日本ブラジル経済委員会(委員長 齋藤 裕氏)/4月4日

着々と進展するブラジルの憲法改定
―ブラジル連邦共和国連邦議会議員団と懇談


日本ブラジル経済委員会では、来日中のブラジル連邦共和国連邦議会マガリャンイス下院議長一行を招き、同国の憲法改定の審議状況を中心に説明を聞いた。同議長は、「過去、わが国において、これほどまでに精力的に改革を進めてきたことはなく、現在、進められている憲法改定作業も極めて前向きな姿勢で行われており、もはやこの改革の流れは後戻りすることはない」と強調した。以下はマガリャンイス議長一行との懇談の概要である。

  1. マガリャンイス下院議長説明要旨
  2. マガリャンイス議長

    1988年の新憲法では、いくつかの基本的枠組みが定められた。その特徴として基本的人権の擁護を唱ったこと、および各種の改革が可能となるようにしたことなどが挙げられる。現在の改革はこの基本的な枠組みの下、民主的な手続きに則ったものであり、国民の圧倒的な支持を背景に迅速に進展しつつある。

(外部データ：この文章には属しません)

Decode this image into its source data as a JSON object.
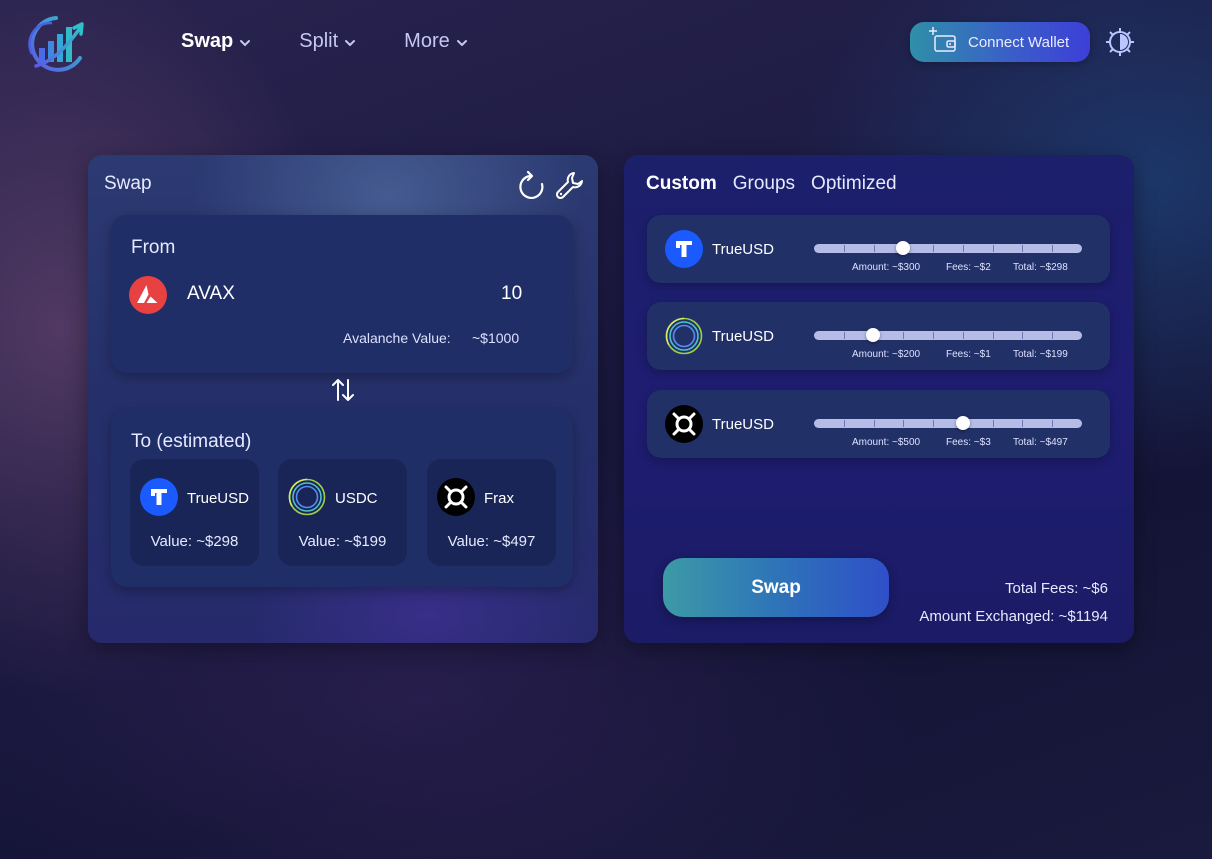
{
  "colors": {
    "accent_teal": "#2f8fa8",
    "accent_blue": "#3d3fd8",
    "avax_red": "#e84142",
    "trueusd_blue": "#1a5aff",
    "usdc_teal": "#3fa9c9",
    "frax_black": "#000000"
  },
  "header": {
    "nav": [
      {
        "label": "Swap",
        "active": true
      },
      {
        "label": "Split",
        "active": false
      },
      {
        "label": "More",
        "active": false
      }
    ],
    "connect_wallet": "Connect Wallet",
    "icons": [
      "logo-icon",
      "wallet-icon",
      "settings-icon"
    ]
  },
  "swap_panel": {
    "title": "Swap",
    "from": {
      "label": "From",
      "token": "AVAX",
      "amount": "10",
      "value_label": "Avalanche Value:",
      "value": "~$1000"
    },
    "to": {
      "label": "To (estimated)",
      "tokens": [
        {
          "name": "TrueUSD",
          "value": "Value: ~$298",
          "icon": "trueusd-icon"
        },
        {
          "name": "USDC",
          "value": "Value: ~$199",
          "icon": "usdc-icon"
        },
        {
          "name": "Frax",
          "value": "Value: ~$497",
          "icon": "frax-icon"
        }
      ]
    }
  },
  "allocation_panel": {
    "tabs": [
      {
        "label": "Custom",
        "active": true
      },
      {
        "label": "Groups",
        "active": false
      },
      {
        "label": "Optimized",
        "active": false
      }
    ],
    "rows": [
      {
        "name": "TrueUSD",
        "icon": "trueusd-icon",
        "slider_fraction": 0.333,
        "amount": "Amount: ~$300",
        "fees": "Fees: ~$2",
        "total": "Total: ~$298"
      },
      {
        "name": "TrueUSD",
        "icon": "usdc-icon",
        "slider_fraction": 0.222,
        "amount": "Amount: ~$200",
        "fees": "Fees: ~$1",
        "total": "Total: ~$199"
      },
      {
        "name": "TrueUSD",
        "icon": "frax-icon",
        "slider_fraction": 0.555,
        "amount": "Amount: ~$500",
        "fees": "Fees: ~$3",
        "total": "Total: ~$497"
      }
    ],
    "swap_button": "Swap",
    "total_fees": "Total Fees: ~$6",
    "amount_exchanged": "Amount Exchanged: ~$1194"
  }
}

    憲法を制定した当初、政府与党が多数を占めていなかったことから、この憲法の暫定期間を5年と定め、5年後には憲法改正に取り組む予定であった。しかし当初期待したほどの成果を挙げるにはいたらなかった。その後、94年の選挙で政府与党が過半数を獲得し、改正のための基盤が整ったことにより、今日、一連の改定作業を進めることが可能となった。

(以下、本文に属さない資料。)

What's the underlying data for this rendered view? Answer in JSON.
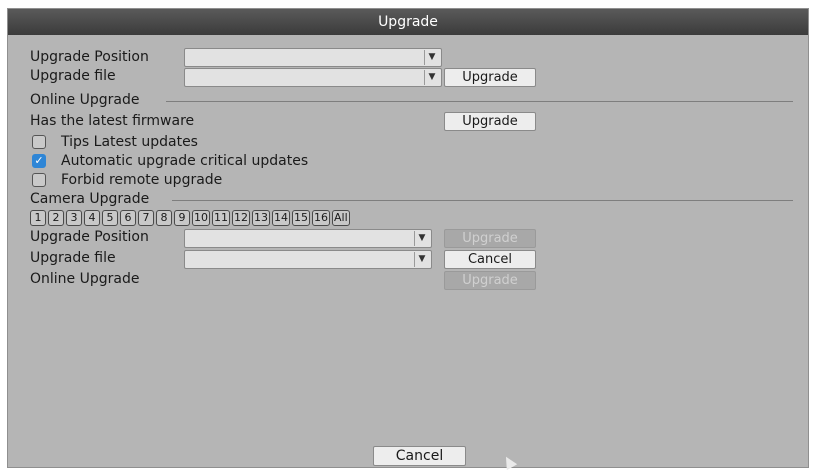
{
  "dialog": {
    "title": "Upgrade"
  },
  "local": {
    "position_label": "Upgrade Position",
    "position_value": "",
    "file_label": "Upgrade file",
    "file_value": "",
    "upgrade_button": "Upgrade"
  },
  "online": {
    "section_label": "Online Upgrade",
    "latest_label": "Has the latest firmware",
    "upgrade_button": "Upgrade",
    "options": [
      {
        "label": "Tips Latest updates",
        "checked": false
      },
      {
        "label": "Automatic upgrade critical updates",
        "checked": true
      },
      {
        "label": "Forbid remote upgrade",
        "checked": false
      }
    ]
  },
  "camera": {
    "section_label": "Camera Upgrade",
    "channels": [
      "1",
      "2",
      "3",
      "4",
      "5",
      "6",
      "7",
      "8",
      "9",
      "10",
      "11",
      "12",
      "13",
      "14",
      "15",
      "16",
      "All"
    ],
    "position_label": "Upgrade Position",
    "position_value": "",
    "upgrade_button": "Upgrade",
    "file_label": "Upgrade file",
    "file_value": "",
    "cancel_button": "Cancel",
    "online_label": "Online Upgrade",
    "online_button": "Upgrade"
  },
  "footer": {
    "cancel_button": "Cancel"
  },
  "icons": {
    "dropdown": "chevron-down-icon",
    "check": "checkmark-icon",
    "cursor": "mouse-pointer-icon"
  },
  "colors": {
    "title_bar": "#3b3b3b",
    "panel": "#b5b5b5",
    "checkbox_on": "#2f86d6"
  }
}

    これまでのブラジル型の政治モデルでは国家の責任があまりにも大きすぎたと言える。したがって、改革の主たる目的は、ブラジル国内外の各種資源を適切に活用するため民間部門を活性化し、国家の本来果たすべき役割を管理上あるいは安全上の分野に限定すべきとの考えに基づいている。

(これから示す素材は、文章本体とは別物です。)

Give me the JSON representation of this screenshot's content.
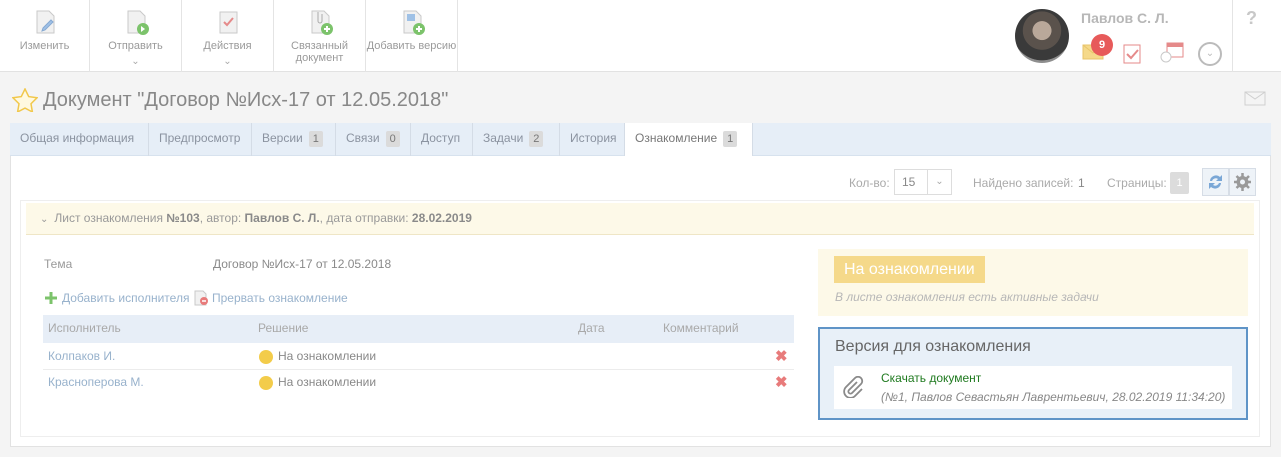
{
  "toolbar": {
    "buttons": [
      {
        "label": "Изменить"
      },
      {
        "label": "Отправить"
      },
      {
        "label": "Действия"
      },
      {
        "label": "Связанный документ"
      },
      {
        "label": "Добавить версию"
      }
    ]
  },
  "user": {
    "name": "Павлов С. Л.",
    "mail_count": "9"
  },
  "help_label": "?",
  "document": {
    "title": "Документ \"Договор №Исх-17 от 12.05.2018\""
  },
  "tabs": [
    {
      "label": "Общая информация",
      "count": ""
    },
    {
      "label": "Предпросмотр",
      "count": ""
    },
    {
      "label": "Версии",
      "count": "1"
    },
    {
      "label": "Связи",
      "count": "0"
    },
    {
      "label": "Доступ",
      "count": ""
    },
    {
      "label": "Задачи",
      "count": "2"
    },
    {
      "label": "История",
      "count": ""
    },
    {
      "label": "Ознакомление",
      "count": "1"
    }
  ],
  "pager": {
    "count_label": "Кол-во:",
    "count_value": "15",
    "found_label": "Найдено записей:",
    "found_value": "1",
    "pages_label": "Страницы:",
    "pages_value": "1"
  },
  "list_header": {
    "prefix": "Лист ознакомления",
    "number": "№103",
    "author_label": ", автор:",
    "author": "Павлов С. Л.",
    "date_label": ", дата отправки:",
    "date": "28.02.2019"
  },
  "topic": {
    "label": "Тема",
    "value": "Договор №Исх-17 от 12.05.2018"
  },
  "actions": {
    "add_executor": "Добавить исполнителя",
    "stop": "Прервать ознакомление"
  },
  "table": {
    "headers": [
      "Исполнитель",
      "Решение",
      "Дата",
      "Комментарий"
    ],
    "rows": [
      {
        "executor": "Колпаков И.",
        "decision": "На ознакомлении",
        "date": "",
        "comment": ""
      },
      {
        "executor": "Красноперова М.",
        "decision": "На ознакомлении",
        "date": "",
        "comment": ""
      }
    ]
  },
  "status": {
    "badge": "На ознакомлении",
    "note": "В листе ознакомления есть активные задачи"
  },
  "version": {
    "title": "Версия для ознакомления",
    "download": "Скачать документ",
    "meta": "(№1, Павлов Севастьян Лаврентьевич, 28.02.2019 11:34:20)"
  },
  "colors": {
    "accent_blue": "#5f94c7",
    "badge_red": "#e75a5a",
    "status_yellow": "#f5d98a",
    "link_green": "#1f7a1f"
  }
}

    改革の中で経済秩序に関する憲法改正は既に完了しており、石油、電気通信分野など国家が独占しているいくつかの分野の民営化あるいは独占を緩和し、国内外の資本に対して開放した。電気通信分野では国家が行なっている投資額よりも数十億ドルもの大きな投資を見込んでおり、現在、所要の法整備を着々と進めつつあり、今年の前半にすべての審議が終了する予定である。具体的には、携帯電話など多くの部門で投資を行えるよう法律を整備し、また、外資に対する制限も完全に撤廃する方向で検討を進めている。

    これら改革に加えて、現在、行政面の改革を進めている。最も大きな課題は福祉改革である。すなわち、公務員の恵まれすぎた条件の変更であり、困難を伴うテーマではあるが精力的に取り組んでいる。税制改革もまた大きなテーマである。改革により適切な税収を確保することによって、財政収支のバランスを図る考えである。さらに知的所有権に関してもしかるべき制度を導入して、国際的な枠組みの中で十分な対応ができるよう体制を整えていきたい。

    かかる一連の改革はカルドーゾ大統領1人で推進しているわけではなく、国内の多くの政治勢力が結集し、取り組んでいることを付言したい。過去の政権の犯した過ちを繰り返すことのないよう、現在の安定を維持していきたい、と強く望んでいる。この決意は来日した与党、野党含めた私ども議員団の一致した見解である。

  3. 質疑応答
  4. 経団連側:
    ブラジリアへの首都移転をどう評価しているか?
    議長:
    ブラジリアへの首都移転はクビシェッキ大統領時代の1960年に行われた。当時の首都リオデジャネイロへの過度の集中を取り除くことと内陸部の発展を促すという目的があった。首都移転の結果、当初、ブラジリアは連邦政府の直轄下にあり、知事は政府により任命されていたが、88年憲法制定により自治権を獲得し、知事も選挙で選出されるようになった。問題として官僚機構だけがブラジリアに集中したこと、および行政機構の多くがリオに残ったために、行政上、リオとブラジリアの二重構造ができ上がり、コストが2倍になった点が挙げられる。官僚機構だけが集中したブラジリアは、基本的に生産はほぼゼロの都市であり、税収も少ないことから、連邦政府に多大な費用負担を強いている。
    しかしながら、悪い面ばかりではない。リオのように風光明媚ではないが、ブラジル国内のアクセス面は改善され、内陸地域の発展が促されるというメリットもある。